Code Review Policy

Projects: Argus / Hermes (shared policy) Format: Human-readable reference. The machine-readable version for AI agents is .github/instructions/code-review-policy.instructions.md.

Shared template notice — Sections 1–11 of this document are identical across Argus and Hermes. Only Section 12 (Project-Specific Configuration) differs per repo. When updating shared sections, apply the same change to the other project.

Purpose

This policy defines the nine review categories that must be completed before any release tag is cut. It establishes:

What to check in each category
Why each category exists and what failures it prevents
How to run each check (commands and tooling)
Exit criteria — the conditions that must all be true before a release tag is created
Finding classification — how to record and track issues found during review

The policy is designed to be consumed by both humans (as a pre-release checklist) and AI agents (via the companion .instructions.md file).

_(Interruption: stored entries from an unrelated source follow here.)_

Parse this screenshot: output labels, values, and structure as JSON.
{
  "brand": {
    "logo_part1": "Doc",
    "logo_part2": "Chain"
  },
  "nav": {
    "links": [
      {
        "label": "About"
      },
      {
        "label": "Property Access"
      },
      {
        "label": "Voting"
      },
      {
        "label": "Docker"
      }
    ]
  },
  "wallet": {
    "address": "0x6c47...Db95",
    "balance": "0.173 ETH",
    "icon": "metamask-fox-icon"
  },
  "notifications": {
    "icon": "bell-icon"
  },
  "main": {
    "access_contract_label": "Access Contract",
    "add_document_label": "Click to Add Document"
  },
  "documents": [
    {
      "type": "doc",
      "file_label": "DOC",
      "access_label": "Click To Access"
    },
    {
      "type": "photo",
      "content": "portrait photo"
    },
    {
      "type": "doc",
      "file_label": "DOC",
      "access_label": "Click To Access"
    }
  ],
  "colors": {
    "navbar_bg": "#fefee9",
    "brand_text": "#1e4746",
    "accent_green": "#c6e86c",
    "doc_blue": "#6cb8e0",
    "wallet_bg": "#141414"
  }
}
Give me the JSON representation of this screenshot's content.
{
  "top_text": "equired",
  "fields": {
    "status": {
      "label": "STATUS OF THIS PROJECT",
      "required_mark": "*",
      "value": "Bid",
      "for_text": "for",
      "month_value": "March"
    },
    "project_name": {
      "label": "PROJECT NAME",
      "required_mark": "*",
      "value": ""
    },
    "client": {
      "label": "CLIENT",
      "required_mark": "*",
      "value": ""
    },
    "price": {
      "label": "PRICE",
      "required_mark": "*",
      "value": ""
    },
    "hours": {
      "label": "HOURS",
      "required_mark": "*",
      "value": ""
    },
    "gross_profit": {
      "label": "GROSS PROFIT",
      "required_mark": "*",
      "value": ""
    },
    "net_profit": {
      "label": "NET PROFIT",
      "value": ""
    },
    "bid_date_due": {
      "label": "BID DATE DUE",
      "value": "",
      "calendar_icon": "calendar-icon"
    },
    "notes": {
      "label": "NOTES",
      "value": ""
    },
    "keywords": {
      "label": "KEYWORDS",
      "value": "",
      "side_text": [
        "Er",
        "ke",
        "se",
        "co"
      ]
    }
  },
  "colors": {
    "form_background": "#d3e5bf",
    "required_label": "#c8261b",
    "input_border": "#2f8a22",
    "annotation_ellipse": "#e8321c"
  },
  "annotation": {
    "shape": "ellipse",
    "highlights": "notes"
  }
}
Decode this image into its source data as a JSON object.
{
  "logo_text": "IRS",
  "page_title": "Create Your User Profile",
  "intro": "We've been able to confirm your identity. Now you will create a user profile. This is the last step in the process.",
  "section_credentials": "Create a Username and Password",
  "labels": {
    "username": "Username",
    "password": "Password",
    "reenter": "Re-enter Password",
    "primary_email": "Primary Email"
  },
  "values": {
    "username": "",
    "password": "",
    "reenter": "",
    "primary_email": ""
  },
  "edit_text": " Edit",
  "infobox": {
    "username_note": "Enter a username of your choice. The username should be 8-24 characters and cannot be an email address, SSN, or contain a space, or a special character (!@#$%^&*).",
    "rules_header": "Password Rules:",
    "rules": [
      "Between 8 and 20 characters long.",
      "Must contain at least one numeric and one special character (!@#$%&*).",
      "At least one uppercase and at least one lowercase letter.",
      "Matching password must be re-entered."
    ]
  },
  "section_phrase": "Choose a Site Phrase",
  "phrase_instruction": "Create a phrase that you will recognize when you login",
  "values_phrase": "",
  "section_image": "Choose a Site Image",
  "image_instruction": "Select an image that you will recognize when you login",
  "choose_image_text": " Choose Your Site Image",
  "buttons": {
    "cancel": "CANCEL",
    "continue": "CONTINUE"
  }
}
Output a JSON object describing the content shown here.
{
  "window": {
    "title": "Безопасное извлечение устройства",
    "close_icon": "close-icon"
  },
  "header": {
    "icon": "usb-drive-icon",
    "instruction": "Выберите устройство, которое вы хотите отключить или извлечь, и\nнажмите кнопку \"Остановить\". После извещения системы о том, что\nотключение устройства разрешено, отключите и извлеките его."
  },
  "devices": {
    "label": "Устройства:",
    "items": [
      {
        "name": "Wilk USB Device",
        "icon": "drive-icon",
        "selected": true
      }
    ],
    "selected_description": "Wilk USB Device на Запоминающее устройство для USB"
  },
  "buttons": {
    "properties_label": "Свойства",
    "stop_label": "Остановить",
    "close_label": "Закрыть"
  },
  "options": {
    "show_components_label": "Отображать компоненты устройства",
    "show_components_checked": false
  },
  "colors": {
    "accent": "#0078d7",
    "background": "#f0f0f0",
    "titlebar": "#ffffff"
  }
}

Review Sequencing and Dependencies

Reviews must be performed in order. Each category depends on the previous ones being clean because findings in early categories can invalidate conclusions drawn in later ones (e.g. a dependency CVE may make an application-level security control moot).

Supply Chain Security        ← must be clean before anything else
Application Security Audit   ← requires supply chain clean
Defensive Coding Review      ← requires app security approved
Best Practices Review        ← requires defensive coding reviewed
Modernization Review         ← can run in parallel with Best Practices
Error Handling Review        ← requires Best Practices and Modernization
Test Coverage Review         ← requires all code changes from above complete
Documentation Accuracy Review← requires test counts to be final
Performance Review           ← requires all functional changes complete

Severity Levels

Level	Meaning	Release Impact
🔴 HIGH	Critical defect, security vulnerability, or data integrity risk	Blocks release unconditionally
🟡 MEDIUM	Quality issue affecting reliability or maintainability	Should be resolved; may defer to next minor with tracked TODO
🟢 LOW	Polish item with minimal user impact	Defer to post-release backlog

Category 1: Supply Chain Security

Why This Category Comes First

This category was added after discovering that three known CVEs in starlette (CVE-2025-54121, CVE-2025-62727, PYSEC-2026-161) were shipped in a release because the security audit item was scoped to application-level controls only. Dependency CVEs are published continuously after packages are pinned — no manual review can catch them. Automated scanning must be the first gate, not an optional CI artifact.

What to Check

No package in requirements.txt has a known CVE at any severity
No npm package in frontend/package.json has a high or critical vulnerability
Dependency update automation (Dependabot / Renovate) is active for pip, npm, and Actions

How to Run

# Python dependencies
pip-audit -r requirements.txt

# Frontend dependencies (run from frontend/ directory)
cd frontend && npm audit --omit=dev

Both commands must exit 0 with no findings. If findings exist:

Identify the fix version from the pip-audit output (Fix Versions column)
Check if the direct dependency that pulls in the vulnerable package needs to be upgraded alongside it (version conflicts are common — use pip install "pkg==X" "dep==Y" --dry-run to verify compatibility)
Upgrade in requirements.txt, re-run the full test suite, then re-run pip-audit

Pass Criteria

All scan commands exit 0. Any CVE at HIGH or CRITICAL severity blocks release unconditionally, regardless of findings in any other category.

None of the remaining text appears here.